Gari de 19 anos morre atropelado por motorista bêbado em SP; jovem deixa esposa grávida e filha de 1 ano

O gari Diego Rafael da Silva, de 19 anos, morreu após ser atropelado por um motorista embriagado enquanto trabalhava na coleta de lixo, na noite de domingo (26), no bairro da Barra Funda, em São Paulo. O jovem colocava sacos de lixo no caminhão de coleta quando foi atingido por um carro e arremessado por vários metros. O motorista foi identificado como o empresário chinês Guofang Huang.

Segundo a Polícia Civil, o empresário realizou o teste do bafômetro, que confirmou a ingestão de bebida alcoólica. Ele foi preso em flagrante e, durante depoimento, teria admitido que assumiu o risco de provocar um acidente fatal ao dirigir após consumir álcool.

Diego Rafael trabalhava como coletor de lixo da empresa Loga e deixa a esposa, grávida de oito meses, e uma filha de 1 ano. Nas redes sociais, familiares e amigos prestaram homenagens ao jovem, destacando sua dedicação à família. O casal aguardava o nascimento da segunda filha.

O caso reacende o debate sobre os acidentes provocados por motoristas suspeitos de dirigir sob efeito de álcool. Na última semana, o advogado Jeferson Nascimento se envolveu em um acidente após colidir com uma motocicleta e passar por cima do condutor. Imagens mostram o advogado deixando uma casa noturna com um copo na mão antes da colisão. Ele está foragido. A vítima, Cid Baldacci Correia, de 66 anos, recebeu alta hospitalar.

Outro episódio citado é o do sargento da Polícia Militar Fábio Ferreira de Souza, que morreu após ser atingido por um carro que trafegava na contramão em uma avenida de São Paulo. O motorista, Bruno Sales Shimizu, de 22 anos, havia saído de uma casa noturna onde, segundo as investigações, gastou cerca de R$ 3 mil em bebidas alcoólicas. A polícia também apura que, aos 17 anos, ele já havia atropelado e matado outro motociclista no interior paulista.

Em outro caso, Paulo César de Araújo Ribeiro bateu em um veículo, que acabou atingindo uma mulher. Na sequência, atropelou e matou Raielly Oliveira, de 24 anos, fugindo sem prestar socorro. De acordo com o boletim de ocorrência, ele dirigia embriagado, sem Carteira Nacional de Habilitação (CNH) e em alta velocidade. Apesar disso, foi colocado em liberdade pela Justiça. No último sábado, familiares e amigos da vítima realizaram um protesto pedindo justiça.

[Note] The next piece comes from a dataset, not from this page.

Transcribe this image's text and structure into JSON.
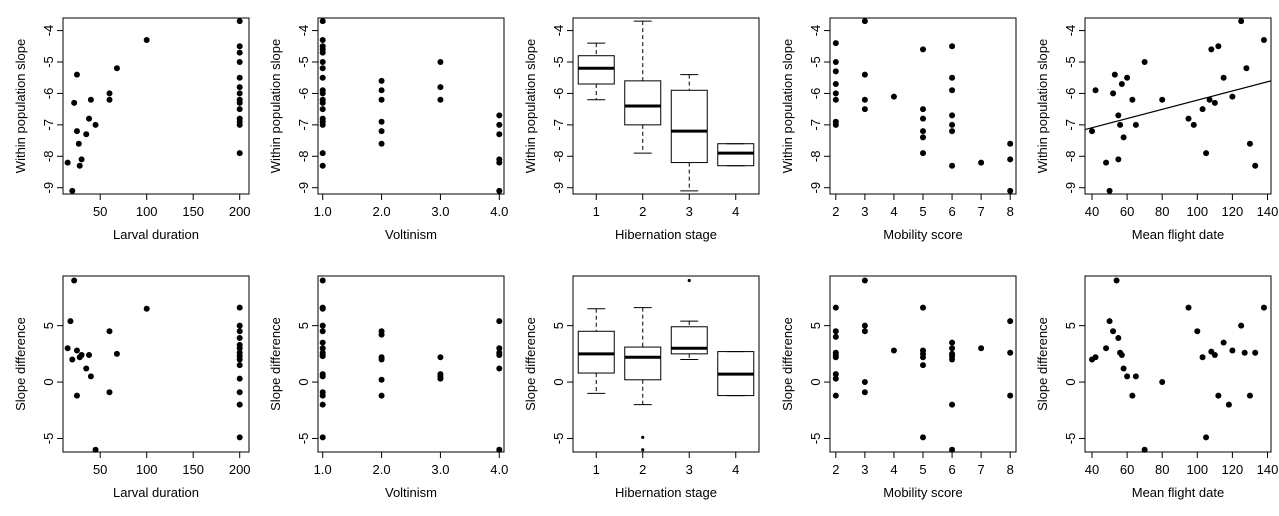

Segundo dados do Ministério dos Transportes, 68% dos motoristas envolvidos em atropelamentos registrados no Brasil neste ano são suspeitos de terem consumido bebida alcoólica. O índice reforça a preocupação com a combinação entre álcool e direção, apontada como uma das principais causas de mortes no trânsito.

Para o especialista em trânsito Sérgio Ejzenberg, o principal desafio não é criar leis mais severas, mas garantir fiscalização eficiente e punição aos infratores. Segundo ele, a aplicação rigorosa da legislação atual é suficiente para reduzir esse tipo de crime.

“Se você fiscaliza e coloca perante a Justiça os criminosos do trânsito, eles pagarão seu preço e servirão de exemplo para a população do que não fazer”, afirmou o especialista.

Ele concluiu defendendo o cumprimento das normas já existentes. “Não precisa endurecer mais nada, basta cumprir o que já está aí”, ressaltou.